During the clinical trials and in consultations for erectile dysfunction treatment, men have been asked about their ability to attain and sustain an erection and whether or not this erection was sufficient to penetrate their partner’s vagina. There are no questions in the criteria for the diagnosis of erectile dysfunction pertaining to how much time they spend thinking about sex or what they think about – for men, it is about function, not fantasy. Yet for women, a key component in the diagnosis of the most common form of dysfunction, HSDD, is the presence or absence of sexual fantasy in their lives. If drug companies are prescriptive about the sort of sexual behaviour they encourage through their marketing, will they also encourage clinicians to behave in a similar manner during diagnosis? Perhaps certain sorts of fantasy or desires will discouraged or will disqualify women from treatment. Fantasies that suggested abuse or rape, for example. In my opinion, for which the only qualification I have is that of being female, the rape fantasy in women is from a narcissistic urge to be desired so strongly by a man he is unable to control himself and has nothing to do with the reality of rape. It’s an ersatz rape, if you will – a role play of non-consensual sex between consenting partners. Women are asked about their fantasies, but what would happen if men were asked the same? Would a man who admitted to fantasies of rape still be prescribed Viagra or would he be denied it on the grounds of a fantasy he might never enact?
Perhaps there is no purpose to be served in looking or hoping for objectivity in the study of female sexual desire. Vested interests in women’s favour might actually make for a more favourable outcome to any research than the declared objectivity of scientific method. As Sandra Harding puts it, “…how should one explain the surprising fact that politically guided research projects have been able to produce less partial and distorted results of research than those supposedly guided by the goal of value-neutrality? Second, how can feminists create research that is for women in the sense that it provides less partial and distorted answers to questions that arise from women’s lives and are not only about those lives but also about nature and the rest of social relations?” (Sandra Harding in Feminist Epistemologies: 49-50)

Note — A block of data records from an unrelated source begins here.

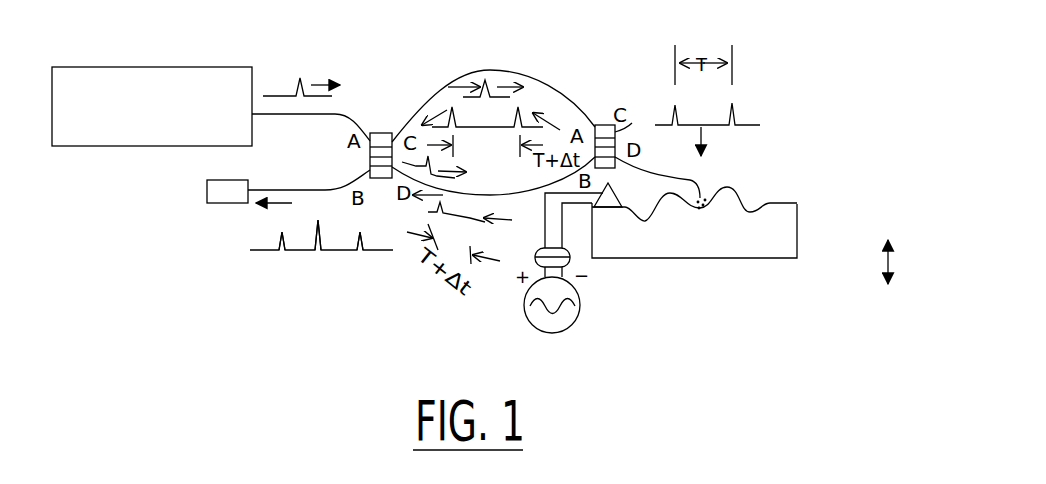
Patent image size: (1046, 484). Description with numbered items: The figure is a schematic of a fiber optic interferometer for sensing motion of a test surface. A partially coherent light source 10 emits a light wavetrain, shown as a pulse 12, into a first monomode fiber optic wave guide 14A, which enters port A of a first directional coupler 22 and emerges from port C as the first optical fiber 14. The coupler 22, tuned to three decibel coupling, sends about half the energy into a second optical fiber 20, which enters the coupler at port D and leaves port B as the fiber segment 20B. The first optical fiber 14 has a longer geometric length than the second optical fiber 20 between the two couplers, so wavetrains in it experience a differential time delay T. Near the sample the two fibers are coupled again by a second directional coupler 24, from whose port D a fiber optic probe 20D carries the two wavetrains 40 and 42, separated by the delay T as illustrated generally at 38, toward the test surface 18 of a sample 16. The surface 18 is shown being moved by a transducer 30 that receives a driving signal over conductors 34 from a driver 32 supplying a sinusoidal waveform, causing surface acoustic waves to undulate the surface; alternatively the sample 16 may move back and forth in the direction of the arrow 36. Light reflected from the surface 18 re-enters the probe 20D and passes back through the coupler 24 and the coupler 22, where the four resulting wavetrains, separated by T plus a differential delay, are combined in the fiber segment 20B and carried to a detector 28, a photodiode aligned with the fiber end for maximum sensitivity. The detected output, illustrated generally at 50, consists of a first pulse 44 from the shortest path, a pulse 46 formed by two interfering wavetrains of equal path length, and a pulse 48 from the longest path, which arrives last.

The partially coherent light source 10 is at (207, 67).
The light wavetrain pulse 12 is at (303, 77).
The first optical fiber 14 is at (520, 72).
The first monomode fiber optic wave guide 14A is at (277, 114).
The fiber optic wave guide segment 20B is at (312, 190).
The first directional coupler 22 is at (378, 133).
The second directional coupler 24 is at (600, 125).
The second optical fiber 20 is at (527, 189).
The fiber optic probe 20D is at (702, 177).
The time displacement illustration 38 is at (757, 104).
The first incoming wavetrain 40 is at (670, 107).
The second incoming wavetrain 42 is at (734, 105).
The sample 16 is at (797, 233).
The test surface 18 is at (797, 197).
The transducer 30 is at (613, 186).
The conductors 34 is at (535, 260).
The driver 32 is at (524, 314).
The detector 28 is at (220, 203).
The first pulse 44 is at (278, 243).
The second pulse 46 is at (332, 218).
The fourth pulse 48 is at (363, 240).
The detected pulse train 50 is at (302, 266).
The arrow 36 is at (892, 260).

Scientists researching pharmaceutical treatments for FSD are focusing their efforts on women’s endochrine systems and sex organs. They may have decided that women need more than simply an increase of blood flow to their vaginal walls to arouse them and that the causes of the disorder might lie outside anatomy, but they are still using it as their primary source of knowledge about women’s sexuality. If they have any hope of finding a way in which to treat FSD, they need to look to the knowledge created by the women themselves.